A interrupção das importações do produto avícola havia sido determinada por Pequim em decorrência da constatação de um surto da Doença de Newcastle, ocorrido no território gaúcho em julho de 2024.
A formalização dessa decisão ocorreu por meio de um comunicado conjunto emitido pela Administração-Geral das Alfândegas da China e pelo Ministério da Agricultura e Assuntos Rurais do país asiático, que anulou uma determinação prévia fundamentada em uma avaliação de risco sanitário.
A restrição comercial fora estabelecida depois que a doença foi identificada em uma propriedade avícola comercial localizada no município de Anta Gorda, no Rio Grande do Sul. Naquele período, o estado enfrentou um estado de emergência zoosanitária que perdurou por aproximadamente três semanas.
Em maio do ano anterior, o Rio Grande do Sul havia reportado um caso de gripe aviária em uma granja situada em Montenegro. Contudo, um mês mais tarde, o Brasil foi declarado livre da gripe aviária, após um período de 28 dias sem novos focos. Em novembro de 2025, a China já havia autorizado a importação de frango dos outros estados brasileiros, mas persistia com a interdição específica para o território gaúcho.
Impacto econômico
A exclusão do mercado chinês teve um impacto direto e significativo sobre o volume das exportações do Rio Grande do Sul. No ano de 2024, a proibição comercial foi um fator que colaborou para uma redução de aproximadamente 1% nas vendas externas de carne de frango do estado. Anteriormente ao embargo, a China representava quase 6% do total de carregamentos de frango gaúcho, embora parte dessa perda tenha sido mitigada pela expansão para outros mercados.
De acordo com informações do Ministério da Agricultura, a reativação das exportações foi viabilizada após a demonstração eficaz das estratégias de controle e erradicação da enfermidade, em total alinhamento com as diretrizes e protocolos sanitários internacionais para a saúde animal.
Retomada estratégica
A Associação Brasileira de Proteína Animal (ABPA) considerou que a reabertura do mercado chinês constitui um avanço crucial para a estabilização das relações comerciais. A entidade ressaltou, por meio de um comunicado, que "a decisão reforça a confiança no sistema sanitário brasileiro e o reconhecimento global da nossa capacidade de resposta a crises".

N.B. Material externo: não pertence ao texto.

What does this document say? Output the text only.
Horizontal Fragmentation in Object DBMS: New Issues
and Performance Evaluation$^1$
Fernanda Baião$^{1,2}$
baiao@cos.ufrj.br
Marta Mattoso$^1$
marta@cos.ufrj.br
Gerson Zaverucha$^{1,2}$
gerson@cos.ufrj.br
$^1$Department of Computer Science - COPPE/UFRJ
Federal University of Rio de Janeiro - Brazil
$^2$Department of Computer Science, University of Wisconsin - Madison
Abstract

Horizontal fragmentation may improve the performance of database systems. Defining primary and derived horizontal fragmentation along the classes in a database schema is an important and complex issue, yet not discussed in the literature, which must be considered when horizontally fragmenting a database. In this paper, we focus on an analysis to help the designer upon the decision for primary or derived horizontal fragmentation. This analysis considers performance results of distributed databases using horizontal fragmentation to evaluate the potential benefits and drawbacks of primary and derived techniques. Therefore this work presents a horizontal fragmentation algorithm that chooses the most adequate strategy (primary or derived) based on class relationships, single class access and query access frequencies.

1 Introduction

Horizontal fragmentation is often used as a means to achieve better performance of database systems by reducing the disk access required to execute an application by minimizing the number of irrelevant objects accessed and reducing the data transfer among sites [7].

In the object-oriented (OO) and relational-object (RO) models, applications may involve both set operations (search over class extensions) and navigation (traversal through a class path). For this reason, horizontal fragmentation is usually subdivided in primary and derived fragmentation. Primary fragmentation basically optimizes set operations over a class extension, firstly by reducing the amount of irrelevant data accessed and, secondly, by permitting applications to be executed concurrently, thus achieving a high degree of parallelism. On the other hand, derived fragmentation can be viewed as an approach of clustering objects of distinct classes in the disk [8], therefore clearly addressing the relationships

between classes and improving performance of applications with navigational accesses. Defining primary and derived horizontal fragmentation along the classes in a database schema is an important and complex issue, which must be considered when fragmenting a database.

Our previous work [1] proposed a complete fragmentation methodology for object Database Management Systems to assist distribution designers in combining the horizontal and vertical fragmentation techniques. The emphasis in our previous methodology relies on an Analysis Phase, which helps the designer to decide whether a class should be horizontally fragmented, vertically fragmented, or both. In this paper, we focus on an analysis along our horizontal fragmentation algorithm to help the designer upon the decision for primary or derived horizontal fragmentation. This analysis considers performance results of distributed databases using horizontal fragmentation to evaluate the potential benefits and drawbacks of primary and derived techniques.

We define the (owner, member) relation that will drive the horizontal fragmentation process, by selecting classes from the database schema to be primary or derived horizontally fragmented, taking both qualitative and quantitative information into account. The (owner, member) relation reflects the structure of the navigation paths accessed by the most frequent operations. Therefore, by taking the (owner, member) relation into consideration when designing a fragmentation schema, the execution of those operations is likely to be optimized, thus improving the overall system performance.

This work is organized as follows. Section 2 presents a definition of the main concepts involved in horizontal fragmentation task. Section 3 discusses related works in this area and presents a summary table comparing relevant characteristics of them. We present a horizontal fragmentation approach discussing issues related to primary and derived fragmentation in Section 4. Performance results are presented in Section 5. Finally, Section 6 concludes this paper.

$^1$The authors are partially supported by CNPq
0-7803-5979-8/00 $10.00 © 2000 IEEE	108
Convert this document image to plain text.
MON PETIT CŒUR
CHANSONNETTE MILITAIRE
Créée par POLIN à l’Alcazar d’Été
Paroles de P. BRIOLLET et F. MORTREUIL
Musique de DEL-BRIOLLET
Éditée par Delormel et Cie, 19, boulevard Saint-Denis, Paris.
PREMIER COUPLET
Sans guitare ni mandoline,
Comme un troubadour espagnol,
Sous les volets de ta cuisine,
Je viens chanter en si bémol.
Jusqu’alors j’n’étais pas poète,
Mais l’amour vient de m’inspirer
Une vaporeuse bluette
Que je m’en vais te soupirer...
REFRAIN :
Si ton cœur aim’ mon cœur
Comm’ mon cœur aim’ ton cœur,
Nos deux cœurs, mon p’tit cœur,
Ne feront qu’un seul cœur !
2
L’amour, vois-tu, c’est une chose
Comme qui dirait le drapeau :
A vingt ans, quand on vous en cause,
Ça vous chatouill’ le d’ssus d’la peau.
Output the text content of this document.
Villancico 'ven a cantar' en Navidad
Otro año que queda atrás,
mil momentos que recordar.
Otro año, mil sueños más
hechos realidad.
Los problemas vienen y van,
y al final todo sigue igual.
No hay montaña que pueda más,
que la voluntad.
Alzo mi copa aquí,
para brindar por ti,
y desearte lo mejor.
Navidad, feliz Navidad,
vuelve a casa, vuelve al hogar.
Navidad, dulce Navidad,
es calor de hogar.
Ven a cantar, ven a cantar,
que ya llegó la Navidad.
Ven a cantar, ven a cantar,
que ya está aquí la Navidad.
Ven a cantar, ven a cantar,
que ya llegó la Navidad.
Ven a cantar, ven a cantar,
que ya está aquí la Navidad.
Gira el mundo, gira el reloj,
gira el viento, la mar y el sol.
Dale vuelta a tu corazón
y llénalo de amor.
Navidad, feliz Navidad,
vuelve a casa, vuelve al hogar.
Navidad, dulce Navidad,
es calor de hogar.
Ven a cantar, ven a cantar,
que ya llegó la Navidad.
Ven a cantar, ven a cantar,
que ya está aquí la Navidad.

Conforme a ABPA, as tratativas para o fim do embargo foram marcadas por um diálogo contínuo com as autoridades de Pequim. Durante esse intervalo, tanto as entidades do setor quanto o governo do Brasil forneceram dados exaustivos, atestando as medidas de contenção e erradicação da doença, bem como a adesão estrita aos padrões internacionais de sanidade animal.
Representantes da indústria apontam que a perspectiva atual é de um restabelecimento progressivo dos carregamentos, conforme os sistemas de habilitação sejam devidamente atualizados e os certificados sanitários sejam emitidos. A China se mantém como um dos mercados consumidores mais importantes para o frango brasileiro, sendo vista como um parceiro fundamental para a sustentabilidade do comércio global de proteína animal.